Lu dans la presse
|
Publié le 23 Décembre 2020

Israël - Normalisation des relations entre le Maroc et Israël : un pas décisif

Point de vue. Le 10 décembre, Donald Trump annonce que le Maroc s’engage à normaliser ses relations avec Israël, comme l’avaient déjà fait trois autres pays du monde arabe : le Soudan, Bahreïn et les Émirats arabes unis. Le Maroc obtient en contrepartie que le président Trump reconnaisse sa « souveraineté » sur le Sahara occidental. Les cartes ont bougé, selon Dominique Moïsi, conseiller spécial de l’Institut Montaigne, politologue et géopoliticien.

Publié le 23 décembre dans Ouest-France

Il y a deux lectures possibles de la normalisation qui vient d’intervenir entre le Maroc et Israël, et qui vient de se traduire par le premier vol direct de Tel-Aviv à Rabat. La première très négative consiste à dénoncer le triomphe de la diplomatie purement  transactionnelle  de Donald Trump.  Je reconnais ta souveraineté sur le Sahara Occidental et tu t’engages à normaliser pleinement tes relations diplomatiques avec Israël .

Le danger d’un conflit

Le Sahara Occidental est un territoire de la taille de la Grande-Bretagne. Il a été sous le contrôle de l’Espagne jusqu’en 1975, suivi par celui du Maroc depuis. Ce territoire désertique, mais riche en phosphates et produits miniers, a connu une guerre de seize ans, suivie par un cessez-le-feu fragile entre le Maroc et le mouvement d’indépendance du Front Polisario, soutenue par l’Algérie. En prenant parti unilatéralement pour le Maroc, l’Amérique prend le risque de renforcer les tensions dans une région, qui de la Libye au Mali, a déjà plus que son quota d’instabilité et de violence. Au pire, l’engagement des États-Unis en faveur du Maroc ne peut-il pas conduire à un conflit armé direct entre l’Algérie et le Royaume du Maroc ? Un scénario extrême, peu probable, mais que l’on ne saurait totalement exclure.

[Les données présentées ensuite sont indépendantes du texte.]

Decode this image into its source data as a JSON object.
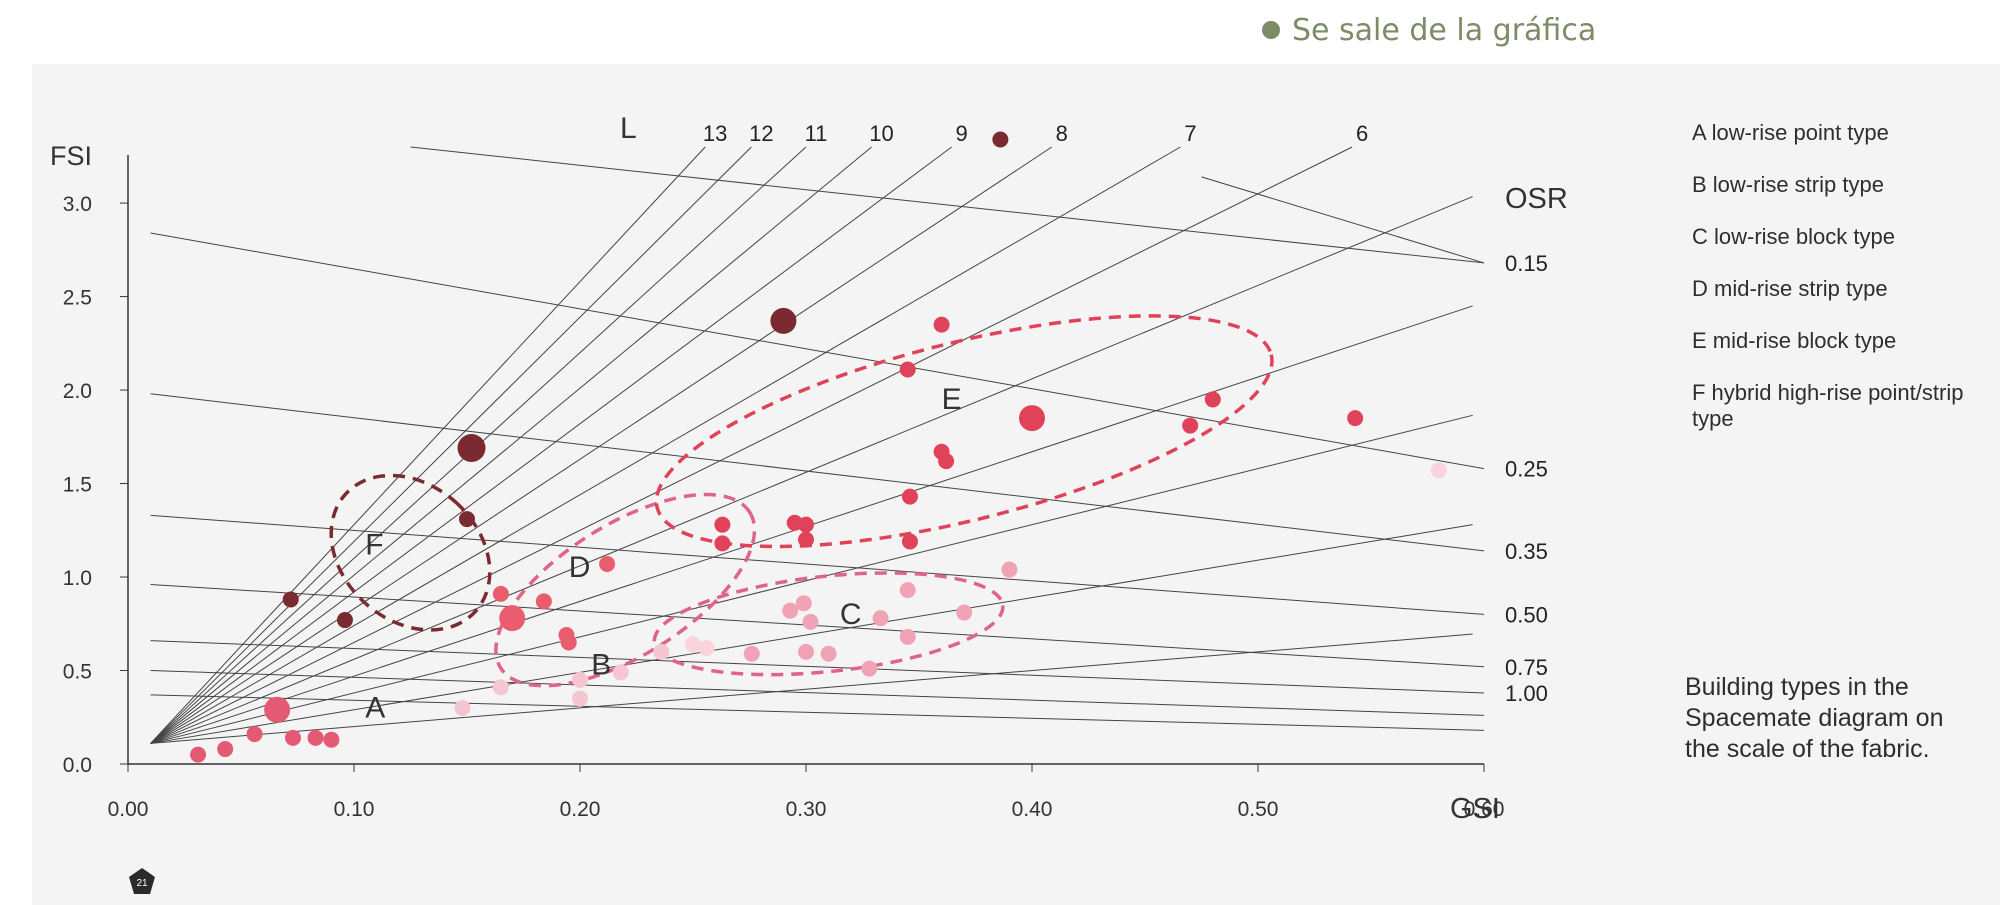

Mais au-delà de la question du Sahara Occidental, il y a celle du conflit Israël/Palestine. Pour le monde arabe, la normalisation avec Israël passait hier par la création d’un État Palestinien aux côtés d’Israël. La solution des deux États semble de fait aujourd’hui avoir été abandonnée par toutes les parties, y compris disent nombre d’observateurs de la région, par les Palestiniens eux-mêmes. Abandonnés par les États-Unis et les pays arabes, défendus mollement par l’Union européenne, les Palestiniens ne commencent-ils pas à se résigner – par un mélange de désespoir, de fatigue et de principe de réalité à la solution d’un seul état ? Pour peu bien sûr qu’ils jouissent en son sein de droits identiques à ceux des Israéliens juifs.

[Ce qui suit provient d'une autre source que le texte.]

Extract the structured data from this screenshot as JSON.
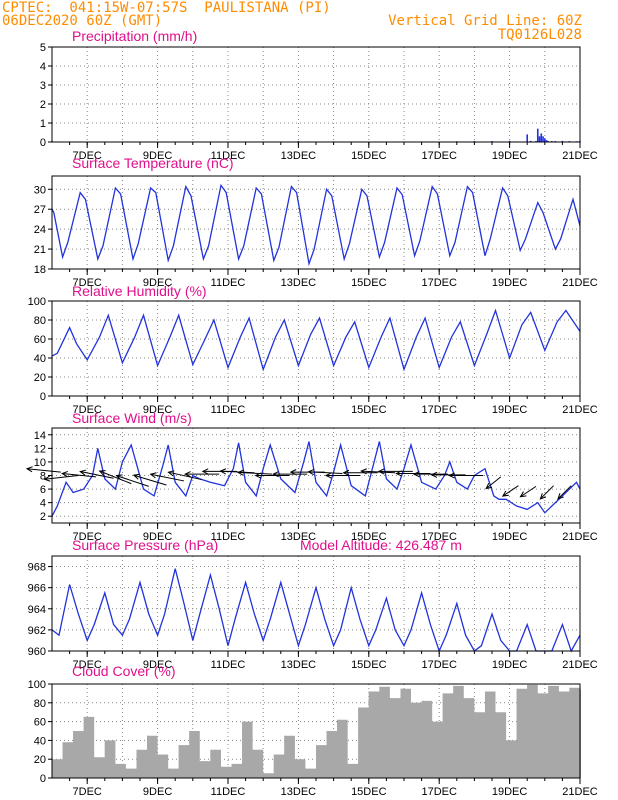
{
  "header": {
    "line1": "CPTEC:  041:15W-07:57S  PAULISTANA (PI)",
    "line2": "06DEC2020 60Z (GMT)",
    "grid_note": "Vertical Grid Line: 60Z",
    "code": "TQ0126L028"
  },
  "colors": {
    "header": "#ff8c00",
    "title": "#e0108c",
    "line": "#2233dd",
    "bar": "#a8a8a8",
    "arrow": "#000000"
  },
  "x_axis": {
    "start": "06DEC2020 00Z",
    "end": "21DEC2020 00Z",
    "tick_labels": [
      "7DEC",
      "9DEC",
      "11DEC",
      "13DEC",
      "15DEC",
      "17DEC",
      "19DEC",
      "21DEC"
    ],
    "tick_days": [
      7,
      9,
      11,
      13,
      15,
      17,
      19,
      21
    ]
  },
  "chart_data": [
    {
      "type": "bar",
      "id": "precip",
      "title": "Precipitation (mm/h)",
      "ylim": [
        0,
        5
      ],
      "yticks": [
        0,
        1,
        2,
        3,
        4,
        5
      ],
      "x_days": [
        6.0,
        10.0,
        13.0,
        14.0,
        16.0,
        17.5,
        18.0,
        18.5,
        19.0,
        19.2,
        19.5,
        19.6,
        19.75,
        19.8,
        19.85,
        19.9,
        19.95,
        20.0,
        20.05,
        20.1,
        20.2,
        20.3,
        20.5,
        20.7,
        20.9,
        21.0
      ],
      "values": [
        0.05,
        0.0,
        0.05,
        0.03,
        0.0,
        0.04,
        0.05,
        0.05,
        0.06,
        0.03,
        0.4,
        0.06,
        0.05,
        0.7,
        0.3,
        0.45,
        0.3,
        0.2,
        0.1,
        0.05,
        0.05,
        0.05,
        0.06,
        0.05,
        0.04,
        0.05
      ]
    },
    {
      "type": "line",
      "id": "temp",
      "title": "Surface Temperature (nC)",
      "ylim": [
        18,
        32
      ],
      "yticks": [
        18,
        21,
        24,
        27,
        30
      ],
      "x_days": [
        6.0,
        6.05,
        6.3,
        6.45,
        6.8,
        6.95,
        7.3,
        7.45,
        7.8,
        7.95,
        8.3,
        8.45,
        8.8,
        8.95,
        9.3,
        9.45,
        9.8,
        9.95,
        10.3,
        10.45,
        10.8,
        10.95,
        11.3,
        11.45,
        11.8,
        11.95,
        12.3,
        12.45,
        12.8,
        12.95,
        13.3,
        13.45,
        13.8,
        13.95,
        14.3,
        14.45,
        14.8,
        14.95,
        15.3,
        15.45,
        15.8,
        15.95,
        16.3,
        16.45,
        16.8,
        16.95,
        17.3,
        17.45,
        17.8,
        17.95,
        18.3,
        18.45,
        18.8,
        18.95,
        19.3,
        19.45,
        19.8,
        19.95,
        20.3,
        20.45,
        20.8,
        21.0
      ],
      "values": [
        27.0,
        26.5,
        19.8,
        22.0,
        29.5,
        28.5,
        19.5,
        21.5,
        30.2,
        29.3,
        19.5,
        21.8,
        30.2,
        29.5,
        19.3,
        21.5,
        30.4,
        29.0,
        19.5,
        21.5,
        30.6,
        29.5,
        19.5,
        21.5,
        30.2,
        29.3,
        19.3,
        21.3,
        30.4,
        29.5,
        18.8,
        21.0,
        30.0,
        29.0,
        19.5,
        21.8,
        30.0,
        29.0,
        19.8,
        22.0,
        30.2,
        29.2,
        20.0,
        22.2,
        30.4,
        29.3,
        20.0,
        22.0,
        30.4,
        29.5,
        20.0,
        22.5,
        30.2,
        29.0,
        20.8,
        22.5,
        28.0,
        26.5,
        21.0,
        22.5,
        28.5,
        24.5
      ]
    },
    {
      "type": "line",
      "id": "rh",
      "title": "Relative Humidity (%)",
      "ylim": [
        0,
        100
      ],
      "yticks": [
        0,
        20,
        40,
        60,
        80,
        100
      ],
      "x_days": [
        6.0,
        6.15,
        6.5,
        6.7,
        7.0,
        7.35,
        7.6,
        8.0,
        8.35,
        8.6,
        9.0,
        9.35,
        9.6,
        10.0,
        10.35,
        10.6,
        11.0,
        11.35,
        11.6,
        12.0,
        12.35,
        12.6,
        13.0,
        13.35,
        13.6,
        14.0,
        14.35,
        14.6,
        15.0,
        15.35,
        15.6,
        16.0,
        16.35,
        16.6,
        17.0,
        17.35,
        17.6,
        18.0,
        18.35,
        18.6,
        19.0,
        19.35,
        19.6,
        20.0,
        20.35,
        20.6,
        21.0
      ],
      "values": [
        42,
        45,
        72,
        55,
        38,
        62,
        85,
        35,
        62,
        85,
        32,
        62,
        85,
        33,
        60,
        80,
        30,
        62,
        82,
        28,
        62,
        80,
        32,
        65,
        82,
        32,
        62,
        78,
        30,
        62,
        82,
        28,
        62,
        82,
        30,
        62,
        78,
        32,
        65,
        90,
        40,
        75,
        88,
        48,
        78,
        90,
        68
      ]
    },
    {
      "type": "line",
      "id": "wind",
      "title": "Surface Wind (m/s)",
      "ylim": [
        1,
        15
      ],
      "yticks": [
        2,
        4,
        6,
        8,
        10,
        12,
        14
      ],
      "x_days": [
        6.0,
        6.15,
        6.4,
        6.6,
        6.9,
        7.15,
        7.3,
        7.5,
        7.8,
        8.0,
        8.25,
        8.6,
        8.9,
        9.15,
        9.3,
        9.5,
        9.8,
        10.0,
        10.2,
        10.5,
        10.9,
        11.15,
        11.3,
        11.5,
        11.8,
        12.0,
        12.2,
        12.5,
        12.9,
        13.15,
        13.3,
        13.5,
        13.8,
        14.0,
        14.2,
        14.5,
        14.9,
        15.15,
        15.3,
        15.5,
        15.8,
        16.0,
        16.2,
        16.5,
        16.9,
        17.15,
        17.3,
        17.5,
        17.8,
        18.0,
        18.3,
        18.55,
        18.7,
        18.9,
        19.2,
        19.5,
        19.8,
        20.0,
        20.3,
        20.6,
        20.9,
        21.0
      ],
      "values": [
        2,
        3.5,
        7,
        5.5,
        6,
        8,
        12,
        7.5,
        6,
        10,
        12.5,
        6,
        5,
        9.5,
        12.5,
        7,
        5,
        8,
        7.5,
        7,
        6.5,
        9,
        12.8,
        7,
        5,
        9,
        12.5,
        7.5,
        5.5,
        10,
        13,
        7,
        5,
        8.5,
        12.5,
        6.5,
        5,
        10,
        13,
        7.5,
        6,
        9,
        12.5,
        7,
        6,
        8,
        10,
        7,
        6,
        8,
        9,
        5,
        4.5,
        4.5,
        3.5,
        3,
        4,
        2.5,
        4,
        5.5,
        7,
        6
      ]
    },
    {
      "type": "line",
      "id": "pres",
      "title": "Surface Pressure (hPa)",
      "annotation": "Model Altitude: 426.487 m",
      "ylim": [
        960,
        969
      ],
      "yticks": [
        960,
        962,
        964,
        966,
        968
      ],
      "x_days": [
        6.0,
        6.2,
        6.5,
        6.75,
        7.0,
        7.2,
        7.5,
        7.75,
        8.0,
        8.2,
        8.5,
        8.75,
        9.0,
        9.2,
        9.5,
        9.75,
        10.0,
        10.2,
        10.5,
        10.75,
        11.0,
        11.2,
        11.5,
        11.75,
        12.0,
        12.2,
        12.5,
        12.75,
        13.0,
        13.2,
        13.5,
        13.75,
        14.0,
        14.2,
        14.5,
        14.75,
        15.0,
        15.2,
        15.5,
        15.75,
        16.0,
        16.2,
        16.5,
        16.75,
        17.0,
        17.2,
        17.5,
        17.75,
        18.0,
        18.2,
        18.5,
        18.75,
        19.0,
        19.2,
        19.5,
        19.75,
        20.0,
        20.2,
        20.5,
        20.75,
        21.0
      ],
      "values": [
        962,
        961.5,
        966.3,
        963.5,
        961,
        962.5,
        965.5,
        962.5,
        961.5,
        963,
        966.5,
        963.5,
        961.5,
        963.5,
        967.8,
        964.5,
        961,
        963.5,
        967.2,
        964,
        960.5,
        963,
        966.5,
        963.5,
        961,
        963,
        966.5,
        963.5,
        960.5,
        962.5,
        966,
        963,
        960.5,
        962,
        966,
        963,
        960.5,
        962,
        965,
        962,
        960.5,
        962,
        965.5,
        962.5,
        960,
        961.5,
        964.5,
        961.5,
        959.5,
        960.5,
        963.5,
        961,
        959.5,
        960,
        962.5,
        960,
        959,
        959.5,
        962.5,
        960,
        961.5
      ]
    },
    {
      "type": "bar",
      "id": "cloud",
      "title": "Cloud Cover (%)",
      "ylim": [
        0,
        100
      ],
      "yticks": [
        0,
        20,
        40,
        60,
        80,
        100
      ],
      "x_days": [
        6.0,
        6.3,
        6.6,
        6.9,
        7.2,
        7.5,
        7.8,
        8.1,
        8.4,
        8.7,
        9.0,
        9.3,
        9.6,
        9.9,
        10.2,
        10.5,
        10.8,
        11.1,
        11.4,
        11.7,
        12.0,
        12.3,
        12.6,
        12.9,
        13.2,
        13.5,
        13.8,
        14.1,
        14.4,
        14.7,
        15.0,
        15.3,
        15.6,
        15.9,
        16.2,
        16.5,
        16.8,
        17.1,
        17.4,
        17.7,
        18.0,
        18.3,
        18.6,
        18.9,
        19.2,
        19.5,
        19.8,
        20.1,
        20.4,
        20.7,
        21.0
      ],
      "values": [
        20,
        38,
        50,
        65,
        22,
        40,
        15,
        10,
        30,
        45,
        25,
        10,
        35,
        50,
        18,
        30,
        12,
        15,
        60,
        30,
        5,
        25,
        45,
        20,
        10,
        35,
        50,
        62,
        15,
        75,
        92,
        97,
        85,
        95,
        80,
        82,
        60,
        90,
        98,
        85,
        70,
        92,
        70,
        40,
        95,
        99,
        90,
        98,
        92,
        96,
        94
      ]
    },
    {
      "type": "vector",
      "id": "wind_arrows",
      "x_days": [
        6.25,
        6.75,
        7.25,
        7.75,
        8.25,
        8.75,
        9.25,
        9.75,
        10.25,
        10.75,
        11.25,
        11.75,
        12.25,
        12.75,
        13.25,
        13.75,
        14.25,
        14.75,
        15.25,
        15.75,
        16.25,
        16.75,
        17.25,
        17.75,
        18.25,
        18.75,
        19.25,
        19.75,
        20.25,
        20.75
      ],
      "y_values": [
        8.5,
        8,
        7.8,
        7.6,
        6.8,
        6.4,
        6.6,
        7.2,
        7.4,
        8.2,
        8.6,
        8.4,
        8.2,
        8,
        8.2,
        8.5,
        8.3,
        8,
        8.4,
        8.4,
        8.6,
        8.3,
        8.2,
        8.1,
        8,
        7.8,
        6.5,
        6.4,
        6.5,
        6.5
      ],
      "u": [
        -1.0,
        -0.9,
        -1.0,
        -1.0,
        -1.0,
        -0.9,
        -1.0,
        -1.0,
        -0.9,
        -1.0,
        -1.0,
        -1.0,
        -1.0,
        -1.0,
        -1.0,
        -1.0,
        -1.0,
        -1.0,
        -1.0,
        -1.0,
        -1.0,
        -1.0,
        -1.0,
        -1.0,
        -1.0,
        -0.5,
        -0.6,
        -0.6,
        -0.4,
        -0.4
      ],
      "v": [
        0.1,
        -0.1,
        0.1,
        0.2,
        0.4,
        0.3,
        0.3,
        0.2,
        0.2,
        0.0,
        0.0,
        0.05,
        0.05,
        0.0,
        0.0,
        0.0,
        0.05,
        0.0,
        0.0,
        0.05,
        0.0,
        0.0,
        0.0,
        0.0,
        0.0,
        -0.4,
        -0.4,
        -0.4,
        -0.4,
        -0.4
      ]
    }
  ]
}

Mais aussi un succès incontestable

De fait il existe une deuxième lecture, plus positive celle-ci, de la normalisation entre le Maroc et Israël : après l’Égypte en 1979, la Jordanie en 1994, voici désormais les Émirats arabes unis, le Bahreïn le Soudan et maintenant le Maroc. Israël est en dépit des protestations de l’Iran, un acteur à part entière au Moyen-Orient. Le Maroc n’est certes pas encore pour Israël l’équivalent de ce que sera peut-être demain l’Arabie Saoudite. Mais la normalisation des liens entre Rabat et Tel-Aviv constitue pour la diplomatie, comme pour la société israélienne, un succès incontestable. Et ce pour des raisons aussi symboliques que réelles. Le Roi du Maroc préside cette année la Conférence sur le statut de Jérusalem. Le Royaume Chérifien possède aux yeux de sa population une légitimité religieuse. Il a encore sur son sol une communauté juive, qui rappelle qu’il est possible d’être arabe et juif à la fois. Les touristes israéliens – souvent d’origine marocaine – qui vont pouvoir se rendre ouvertement au Maroc, vont-ils perdre une partie des préjugés qu’ils peuvent avoir à l’encontre du monde arabe et vice versa ? Il ne faut pas aller trop loin sur cette voie. La société arabe prend plus au sérieux la question palestinienne que ne le fait la majorité de ses dirigeants.

Le risque de déstabilisation au Sahara mais la cause de la paix qui progresse au Moyen-Orient : pour une fois le bilan de l’action de Donald Trump n’est pas exclusivement négatif.